The UN has reported that remnants of recently-used cluster munitions have been found in South Sudan. “It is completely unacceptable that cluster bombs have been used in the conflict in South Sudan. Norway condemns all use of cluster munitions,” said Minister of Foreign Affairs Børge Brende.

The UN has reported that remnants of recently-used cluster munitions have been found in South Sudan. “It is completely unacceptable that cluster bombs have been used in the conflict in South Sudan. Norway condemns all use of cluster munitions,” said Minister of Foreign Affairs Børge Brende.

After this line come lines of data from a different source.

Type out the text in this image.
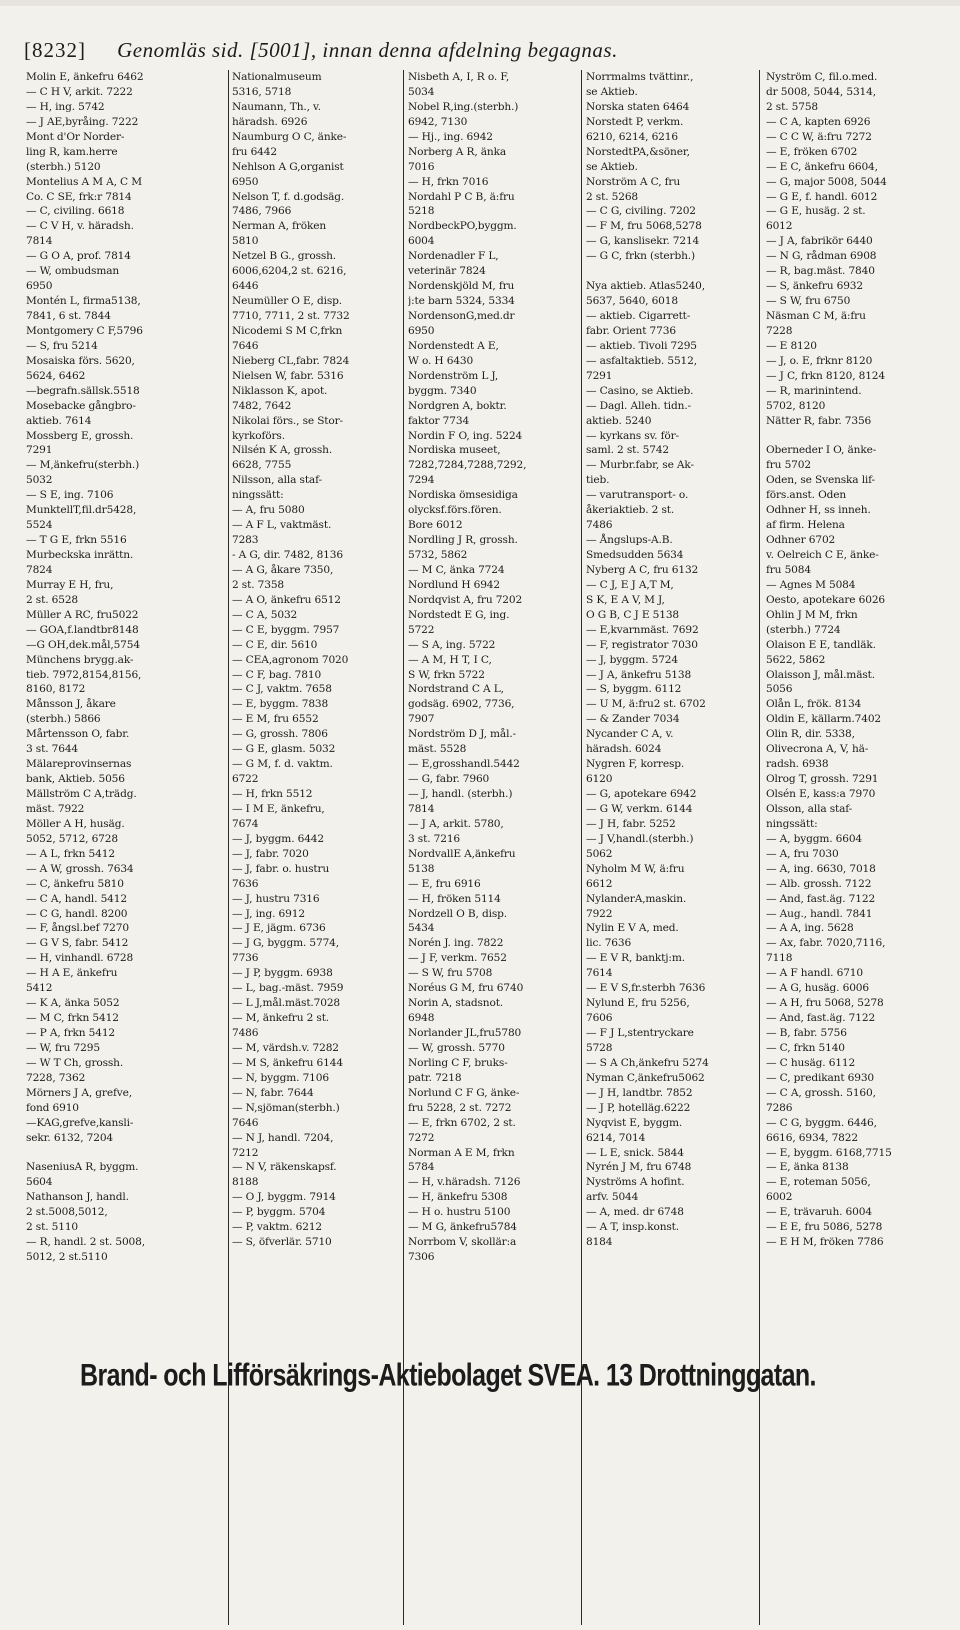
[8232] Genomläs sid. [5001], innan denna afdelning begagnas.
Molin E, änkefru 6462
— C H V, arkit. 7222
— H, ing. 5742
— J AE,byråing. 7222
Mont d'Or Norder-
ling R, kam.herre
(sterbh.) 5120
Montelius A M A, C M
Co. C SE, frk:r 7814
— C, civiling. 6618
— C V H, v. häradsh.
7814
— G O A, prof. 7814
— W, ombudsman
6950
Montén L, firma5138,
7841, 6 st. 7844
Montgomery C F,5796
— S, fru 5214
Mosaiska förs. 5620,
5624, 6462
—begrafn.sällsk.5518
Mosebacke gångbro-
aktieb. 7614
Mossberg E, grossh.
7291
— M,änkefru(sterbh.)
5032
— S E, ing. 7106
MunktellT,fil.dr5428,
5524
— T G E, frkn 5516
Murbeckska inrättn.
7824
Murray E H, fru,
2 st. 6528
Müller A RC, fru5022
— GOA,f.landtbr8148
—G OH,dek.mål,5754
Münchens brygg.ak-
tieb. 7972,8154,8156,
8160, 8172
Månsson J, åkare
(sterbh.) 5866
Mårtensson O, fabr.
3 st. 7644
Mälareprovinsernas
bank, Aktieb. 5056
Mällström C A,trädg.
mäst. 7922
Möller A H, husäg.
5052, 5712, 6728
— A L, frkn 5412
— A W, grossh. 7634
— C, änkefru 5810
— C A, handl. 5412
— C G, handl. 8200
— F, ångsl.bef 7270
— G V S, fabr. 5412
— H, vinhandl. 6728
— H A E, änkefru
5412
— K A, änka 5052
— M C, frkn 5412
— P A, frkn 5412
— W, fru 7295
— W T Ch, grossh.
7228, 7362
Mörners J A, grefve,
fond 6910
—KAG,grefve,kansli-
sekr. 6132, 7204
NaseniusA R, byggm.
5604
Nathanson J, handl.
2 st.5008,5012,
2 st. 5110
— R, handl. 2 st. 5008,
5012, 2 st.5110
Nationalmuseum
5316, 5718
Naumann, Th., v.
häradsh. 6926
Naumburg O C, änke-
fru 6442
Nehlson A G,organist
6950
Nelson T, f. d.godsäg.
7486, 7966
Nerman A, fröken
5810
Netzel B G., grossh.
6006,6204,2 st. 6216,
6446
Neumüller O E, disp.
7710, 7711, 2 st. 7732
Nicodemi S M C,frkn
7646
Nieberg CL,fabr. 7824
Nielsen W, fabr. 5316
Niklasson K, apot.
7482, 7642
Nikolai förs., se Stor-
kyrkoförs.
Nilsén K A, grossh.
6628, 7755
Nilsson, alla staf-
ningssätt:
— A, fru 5080
— A F L, vaktmäst.
7283
- A G, dir. 7482, 8136
— A G, åkare 7350,
2 st. 7358
— A O, änkefru 6512
— C A, 5032
— C E, byggm. 7957
— C E, dir. 5610
— CEA,agronom 7020
— C F, bag. 7810
— C J, vaktm. 7658
— E, byggm. 7838
— E M, fru 6552
— G, grossh. 7806
— G E, glasm. 5032
— G M, f. d. vaktm.
6722
— H, frkn 5512
— I M E, änkefru,
7674
— J, byggm. 6442
— J, fabr. 7020
— J, fabr. o. hustru
7636
— J, hustru 7316
— J, ing. 6912
— J E, jägm. 6736
— J G, byggm. 5774,
7736
— J P, byggm. 6938
— L, bag.-mäst. 7959
— L J,mål.mäst.7028
— M, änkefru 2 st.
7486
— M, värdsh.v. 7282
— M S, änkefru 6144
— N, byggm. 7106
— N, fabr. 7644
— N,sjöman(sterbh.)
7646
— N J, handl. 7204,
7212
— N V, räkenskapsf.
8188
— O J, byggm. 7914
— P, byggm. 5704
— P, vaktm. 6212
— S, öfverlär. 5710
Nisbeth A, I, R o. F,
5034
Nobel R,ing.(sterbh.)
6942, 7130
— Hj., ing. 6942
Norberg A R, änka
7016
— H, frkn 7016
Nordahl P C B, ä:fru
5218
NordbeckPO,byggm.
6004
Nordenadler F L,
veterinär 7824
Nordenskjöld M, fru
j:te barn 5324, 5334
NordensonG,med.dr
6950
Nordenstedt A E,
W o. H 6430
Nordenström L J,
byggm. 7340
Nordgren A, boktr.
faktor 7734
Nordin F O, ing. 5224
Nordiska museet,
7282,7284,7288,7292,
7294
Nordiska ömsesidiga
olycksf.förs.fören.
Bore 6012
Nordling J R, grossh.
5732, 5862
— M C, änka 7724
Nordlund H 6942
Nordqvist A, fru 7202
Nordstedt E G, ing.
5722
— S A, ing. 5722
— A M, H T, I C,
S W, frkn 5722
Nordstrand C A L,
godsäg. 6902, 7736,
7907
Nordström D J, mål.-
mäst. 5528
— E,grosshandl.5442
— G, fabr. 7960
— J, handl. (sterbh.)
7814
— J A, arkit. 5780,
3 st. 7216
NordvallE A,änkefru
5138
— E, fru 6916
— H, fröken 5114
Nordzell O B, disp.
5434
Norén J. ing. 7822
— J F, verkm. 7652
— S W, fru 5708
Noréus G M, fru 6740
Norin A, stadsnot.
6948
Norlander JL,fru5780
— W, grossh. 5770
Norling C F, bruks-
patr. 7218
Norlund C F G, änke-
fru 5228, 2 st. 7272
— E, frkn 6702, 2 st.
7272
Norman A E M, frkn
5784
— H, v.häradsh. 7126
— H, änkefru 5308
— H o. hustru 5100
— M G, änkefru5784
Norrbom V, skollär:a
7306
Norrmalms tvättinr.,
se Aktieb.
Norska staten 6464
Norstedt P, verkm.
6210, 6214, 6216
NorstedtPA,&söner,
se Aktieb.
Norström A C, fru
2 st. 5268
— C G, civiling. 7202
— F M, fru 5068,5278
— G, kanslisekr. 7214
— G C, frkn (sterbh.)
Nya aktieb. Atlas5240,
5637, 5640, 6018
— aktieb. Cigarrett-
fabr. Orient 7736
— aktieb. Tivoli 7295
— asfaltaktieb. 5512,
7291
— Casino, se Aktieb.
— Dagl. Alleh. tidn.-
aktieb. 5240
— kyrkans sv. för-
saml. 2 st. 5742
— Murbr.fabr, se Ak-
tieb.
— varutransport- o.
åkeriaktieb. 2 st.
7486
— Ångslups-A.B.
Smedsudden 5634
Nyberg A C, fru 6132
— C J, E J A,T M,
S K, E A V, M J,
O G B, C J E 5138
— E,kvarnmäst. 7692
— F, registrator 7030
— J, byggm. 5724
— J A, änkefru 5138
— S, byggm. 6112
— U M, ä:fru2 st. 6702
— & Zander 7034
Nycander C A, v.
häradsh. 6024
Nygren F, korresp.
6120
— G, apotekare 6942
— G W, verkm. 6144
— J H, fabr. 5252
— J V,handl.(sterbh.)
5062
Nyholm M W, ä:fru
6612
NylanderA,maskin.
7922
Nylin E V A, med.
lic. 7636
— E V R, banktj:m.
7614
— E V S,fr.sterbh 7636
Nylund E, fru 5256,
7606
— F J L,stentryckare
5728
— S A Ch,änkefru 5274
Nyman C,änkefru5062
— J H, landtbr. 7852
— J P, hotelläg.6222
Nyqvist E, byggm.
6214, 7014
— L E, snick. 5844
Nyrén J M, fru 6748
Nyströms A hofint.
arfv. 5044
— A, med. dr 6748
— A T, insp.konst.
8184
Nyström C, fil.o.med.
dr 5008, 5044, 5314,
2 st. 5758
— C A, kapten 6926
— C C W, ä:fru 7272
— E, fröken 6702
— E C, änkefru 6604,
— G, major 5008, 5044
— G E, f. handl. 6012
— G E, husäg. 2 st.
6012
— J A, fabrikör 6440
— N G, rådman 6908
— R, bag.mäst. 7840
— S, änkefru 6932
— S W, fru 6750
Näsman C M, ä:fru
7228
— E 8120
— J, o. E, frknr 8120
— J C, frkn 8120, 8124
— R, marinintend.
5702, 8120
Nätter R, fabr. 7356
Oberneder I O, änke-
fru 5702
Oden, se Svenska lif-
förs.anst. Oden
Odhner H, ss inneh.
af firm. Helena
Odhner 6702
v. Oelreich C E, änke-
fru 5084
— Agnes M 5084
Oesto, apotekare 6026
Ohlin J M M, frkn
(sterbh.) 7724
Olaison E E, tandläk.
5622, 5862
Olaisson J, mål.mäst.
5056
Olån L, frök. 8134
Oldin E, källarm.7402
Olin R, dir. 5338,
Olivecrona A, V, hä-
radsh. 6938
Olrog T, grossh. 7291
Olsén E, kass:a 7970
Olsson, alla staf-
ningssätt:
— A, byggm. 6604
— A, fru 7030
— A, ing. 6630, 7018
— Alb. grossh. 7122
— And, fast.äg. 7122
— Aug., handl. 7841
— A A, ing. 5628
— Ax, fabr. 7020,7116,
7118
— A F handl. 6710
— A G, husäg. 6006
— A H, fru 5068, 5278
— And, fast.äg. 7122
— B, fabr. 5756
— C, frkn 5140
— C husäg. 6112
— C, predikant 6930
— C A, grossh. 5160,
7286
— C G, byggm. 6446,
6616, 6934, 7822
— E, byggm. 6168,7715
— E, änka 8138
— E, roteman 5056,
6002
— E, trävaruh. 6004
— E E, fru 5086, 5278
— E H M, fröken 7786
Brand- och Lifförsäkrings-Aktiebolaget SVEA. 13 Drottninggatan.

The UN Mine Action Service (UNMAS) has found remnants of recently-used cluster munitions along a stretch of road between the South Sudanese capital, Juba, and the town of Bor. The team found remnants of up to eight RBK-250-275 cluster bombs, which each contain 147 bomblets or submunitions. Bombs of this kind are usually dropped from aircraft, and they explode in the air, spreading their submunitions over a wide area. The submunitions are unstable and detonate easily.

Norway played an active part in the process to negotiate the Convention on Cluster Munitions, an international treaty that prohibits all use of cluster munitions. A total of 113 states have now joined the Convention, but South Sudan is not among them.

After armed conflict broke out between factions loyal to President Salva Kiir and former Vice President Riek Machar in mid-December, over 870 000 people have been forced to flee their homes.

“The remnants that have been found may indicate yet another breach of the Agreements on Cessation of Hostilities, which the parties to the conflict signed on 23 January. The use of cluster munitions will only serve to exacerbate and prolong the conflict. The parties must honour their commitments to end all hostilities and enter into genuine dialogue with a view to finding a political solution. Civil society organizations including women’s rights organizations should be active parts of the process,” said Mr Brende.

The humanitarian situation in South Sudan is rapidly deteriorating. More than three million people are in need of food, water, blankets and medicines. The UN has warned that the food security situation is further deteriorating. So far, Norway has provided NOK 100 million for the emergency relief efforts.